What you need to know about measles
Published Wednesday, February 20, 2019 1:19PM PST
Last Updated Tuesday, April 2, 2019 3:55PM PDT
In light of a recent outbreak in Vancouver, here's a quick look at what B.C. residents should know:
Are there any cases in B.C.?
As of April 6, local health authorities have confirmed 25 cases in the province this year.
The majority of cases are tied to a handful of schools, but the B.C. Centre for Disease Control warns that anyone travelling to parts of the world also experiencing measles outbreaks is at risk. A patient spreading the virus may not even know they're infected yet, because it's contagious days before the symptoms start.
"While it is expected that most travellers will be immune to measles, some individuals will be susceptible, including infants less than one year old or people who have never been immunized against measles," a BCCDC statement said last month.
B.C. typically sees a few cases each year, usually among under-vaccinated travellers returning from parts of the world where the virus is still common.
Last year, six cases were reported.
How can I protect myself?
Anyone heading south is advised to review and update their immunization status, especially before travel.
The vaccine is given as measles, mumps and rubella (MMR), and is available from many pharmacists and family doctors. It is considered safe and effective, but cannot be given to some people with weakened immune systems.
Those unsure of whether they were vaccinated during childhood can read more here about the scheduling of vaccines.
In addition to the vaccine, doctors recommend frequent hand washing, and advise against sharing food, drinks and utensils.
What are the symptoms?
Measles is highly contagious and spreads through breathing, coughing and sneezing. It can live as long as two hours in an airspace, even after the infected person has left.

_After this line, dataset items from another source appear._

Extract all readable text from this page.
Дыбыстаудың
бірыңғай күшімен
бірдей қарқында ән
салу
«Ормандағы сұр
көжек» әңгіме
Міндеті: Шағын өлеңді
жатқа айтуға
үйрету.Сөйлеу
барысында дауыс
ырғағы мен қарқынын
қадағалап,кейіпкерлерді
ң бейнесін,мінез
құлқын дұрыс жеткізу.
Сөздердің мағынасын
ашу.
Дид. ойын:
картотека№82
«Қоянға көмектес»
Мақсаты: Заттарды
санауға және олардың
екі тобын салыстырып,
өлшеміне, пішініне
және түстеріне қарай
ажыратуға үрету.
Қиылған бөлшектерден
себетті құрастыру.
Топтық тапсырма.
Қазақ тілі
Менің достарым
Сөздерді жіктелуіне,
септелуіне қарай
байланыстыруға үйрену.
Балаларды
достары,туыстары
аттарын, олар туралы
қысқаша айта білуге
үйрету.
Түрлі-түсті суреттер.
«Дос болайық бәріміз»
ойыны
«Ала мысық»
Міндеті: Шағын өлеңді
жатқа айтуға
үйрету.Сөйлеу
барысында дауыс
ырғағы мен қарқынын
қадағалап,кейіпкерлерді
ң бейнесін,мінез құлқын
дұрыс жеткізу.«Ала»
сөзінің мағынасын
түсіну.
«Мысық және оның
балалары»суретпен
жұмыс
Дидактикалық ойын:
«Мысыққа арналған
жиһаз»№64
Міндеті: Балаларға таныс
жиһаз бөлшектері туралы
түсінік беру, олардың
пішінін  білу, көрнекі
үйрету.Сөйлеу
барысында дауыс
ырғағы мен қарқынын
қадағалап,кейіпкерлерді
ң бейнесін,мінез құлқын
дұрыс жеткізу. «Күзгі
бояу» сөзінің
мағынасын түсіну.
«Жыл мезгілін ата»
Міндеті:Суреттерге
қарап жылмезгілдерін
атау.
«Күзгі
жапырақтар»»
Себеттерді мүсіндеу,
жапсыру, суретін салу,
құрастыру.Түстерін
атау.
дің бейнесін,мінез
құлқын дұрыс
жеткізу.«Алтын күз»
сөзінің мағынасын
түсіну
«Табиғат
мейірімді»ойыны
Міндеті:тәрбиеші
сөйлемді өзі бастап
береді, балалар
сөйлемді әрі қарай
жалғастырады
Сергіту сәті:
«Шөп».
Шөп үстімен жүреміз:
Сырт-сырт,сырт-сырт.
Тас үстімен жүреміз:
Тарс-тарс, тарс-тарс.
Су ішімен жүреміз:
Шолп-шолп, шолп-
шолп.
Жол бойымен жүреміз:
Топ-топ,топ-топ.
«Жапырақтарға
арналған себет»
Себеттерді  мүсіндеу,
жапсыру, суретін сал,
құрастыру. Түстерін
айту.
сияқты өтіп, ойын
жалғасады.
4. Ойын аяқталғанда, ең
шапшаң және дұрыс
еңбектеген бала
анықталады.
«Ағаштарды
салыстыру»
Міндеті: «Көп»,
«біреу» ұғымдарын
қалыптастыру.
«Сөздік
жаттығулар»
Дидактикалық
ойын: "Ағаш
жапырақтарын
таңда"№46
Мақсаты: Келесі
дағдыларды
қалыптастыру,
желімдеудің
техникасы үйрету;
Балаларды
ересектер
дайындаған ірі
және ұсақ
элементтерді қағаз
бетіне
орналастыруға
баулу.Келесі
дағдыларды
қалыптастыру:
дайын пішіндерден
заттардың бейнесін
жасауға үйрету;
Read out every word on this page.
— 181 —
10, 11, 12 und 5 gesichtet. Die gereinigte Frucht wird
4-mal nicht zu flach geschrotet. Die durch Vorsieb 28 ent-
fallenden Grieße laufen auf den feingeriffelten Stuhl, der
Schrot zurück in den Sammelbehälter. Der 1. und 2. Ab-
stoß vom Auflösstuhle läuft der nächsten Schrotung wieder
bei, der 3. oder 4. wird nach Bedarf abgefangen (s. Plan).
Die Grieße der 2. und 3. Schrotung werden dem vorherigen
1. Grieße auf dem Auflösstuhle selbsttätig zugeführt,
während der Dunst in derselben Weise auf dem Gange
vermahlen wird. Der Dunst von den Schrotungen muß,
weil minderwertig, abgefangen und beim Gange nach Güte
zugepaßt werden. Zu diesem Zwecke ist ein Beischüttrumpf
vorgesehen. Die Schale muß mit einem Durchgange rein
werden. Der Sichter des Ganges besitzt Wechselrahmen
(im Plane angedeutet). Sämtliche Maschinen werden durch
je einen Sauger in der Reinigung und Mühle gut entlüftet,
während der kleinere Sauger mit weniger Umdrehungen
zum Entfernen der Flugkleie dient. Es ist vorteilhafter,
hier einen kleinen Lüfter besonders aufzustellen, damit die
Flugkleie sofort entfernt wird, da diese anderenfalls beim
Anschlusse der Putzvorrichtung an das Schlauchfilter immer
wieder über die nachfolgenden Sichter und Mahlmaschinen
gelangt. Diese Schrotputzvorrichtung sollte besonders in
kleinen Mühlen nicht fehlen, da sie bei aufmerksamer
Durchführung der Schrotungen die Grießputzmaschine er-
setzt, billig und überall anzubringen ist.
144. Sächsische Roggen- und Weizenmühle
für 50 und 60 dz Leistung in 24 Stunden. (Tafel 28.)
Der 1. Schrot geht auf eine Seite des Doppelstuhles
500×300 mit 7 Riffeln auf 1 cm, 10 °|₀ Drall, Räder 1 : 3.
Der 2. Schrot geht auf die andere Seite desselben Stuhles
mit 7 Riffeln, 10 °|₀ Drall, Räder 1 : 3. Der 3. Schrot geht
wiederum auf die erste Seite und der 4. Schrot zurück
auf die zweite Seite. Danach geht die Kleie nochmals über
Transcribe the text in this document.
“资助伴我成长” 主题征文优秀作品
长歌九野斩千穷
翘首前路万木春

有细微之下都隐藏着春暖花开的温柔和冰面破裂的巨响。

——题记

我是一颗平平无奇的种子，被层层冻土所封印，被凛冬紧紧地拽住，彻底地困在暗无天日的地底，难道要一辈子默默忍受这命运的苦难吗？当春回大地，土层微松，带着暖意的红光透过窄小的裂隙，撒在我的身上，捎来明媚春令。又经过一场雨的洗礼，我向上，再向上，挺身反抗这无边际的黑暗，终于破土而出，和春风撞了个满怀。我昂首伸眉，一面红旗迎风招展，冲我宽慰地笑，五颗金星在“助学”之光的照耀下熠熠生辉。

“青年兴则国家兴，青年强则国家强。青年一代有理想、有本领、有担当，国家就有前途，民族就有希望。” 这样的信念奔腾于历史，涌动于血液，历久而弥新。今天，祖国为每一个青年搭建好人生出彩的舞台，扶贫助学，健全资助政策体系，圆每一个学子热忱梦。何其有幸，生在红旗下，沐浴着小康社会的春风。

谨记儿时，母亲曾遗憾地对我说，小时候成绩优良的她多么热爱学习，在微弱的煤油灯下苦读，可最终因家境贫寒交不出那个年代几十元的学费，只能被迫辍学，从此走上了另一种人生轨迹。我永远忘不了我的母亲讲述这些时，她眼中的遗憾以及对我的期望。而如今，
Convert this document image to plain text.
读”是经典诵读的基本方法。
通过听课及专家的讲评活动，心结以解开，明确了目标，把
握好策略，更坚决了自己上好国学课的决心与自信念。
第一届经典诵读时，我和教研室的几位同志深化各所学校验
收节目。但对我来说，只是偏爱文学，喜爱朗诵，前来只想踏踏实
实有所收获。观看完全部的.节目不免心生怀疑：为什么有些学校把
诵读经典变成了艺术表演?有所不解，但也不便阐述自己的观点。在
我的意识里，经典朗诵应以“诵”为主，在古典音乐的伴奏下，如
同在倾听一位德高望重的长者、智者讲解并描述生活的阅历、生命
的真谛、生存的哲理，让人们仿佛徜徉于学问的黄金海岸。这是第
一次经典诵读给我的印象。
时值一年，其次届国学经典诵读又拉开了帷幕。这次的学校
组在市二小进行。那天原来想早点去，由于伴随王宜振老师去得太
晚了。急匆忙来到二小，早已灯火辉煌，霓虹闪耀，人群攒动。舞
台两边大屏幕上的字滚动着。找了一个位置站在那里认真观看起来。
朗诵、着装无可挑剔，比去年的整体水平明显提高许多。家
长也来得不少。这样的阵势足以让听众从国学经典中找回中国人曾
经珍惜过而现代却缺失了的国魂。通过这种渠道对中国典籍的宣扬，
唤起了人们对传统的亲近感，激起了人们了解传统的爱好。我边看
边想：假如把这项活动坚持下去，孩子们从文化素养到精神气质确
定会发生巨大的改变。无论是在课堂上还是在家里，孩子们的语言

It can be spread as early as four days before an infected person knows they have the virus.
Initial symptoms include fever, diarrhea, coughing, runny nose, red and watery eyes and tiredness. After a few days, a rash begins, typically starting on the face and spreading across the body.
In rare cases, it can lead to pneumonia, brain damage, blindness, deafness, and even death.
The virus usually lasts seven to 10 days.
What do I do if I think I have measles?
Those experiencing the symptoms are asked to stay home to help prevent the spread.
They should visit their doctor, but call first so the office can take precautions to protect others. Many public health authorities also ask patients to contact them to report their illness.
Vancouver Coastal Health recommends drinking fluids, staying away from others and getting plenty of rest. Some doctors may recommend vitamin A supplements for infected children.
Anyone who does not have symptoms but is concerned they may have been exposed can call 811 to speak to a nurse.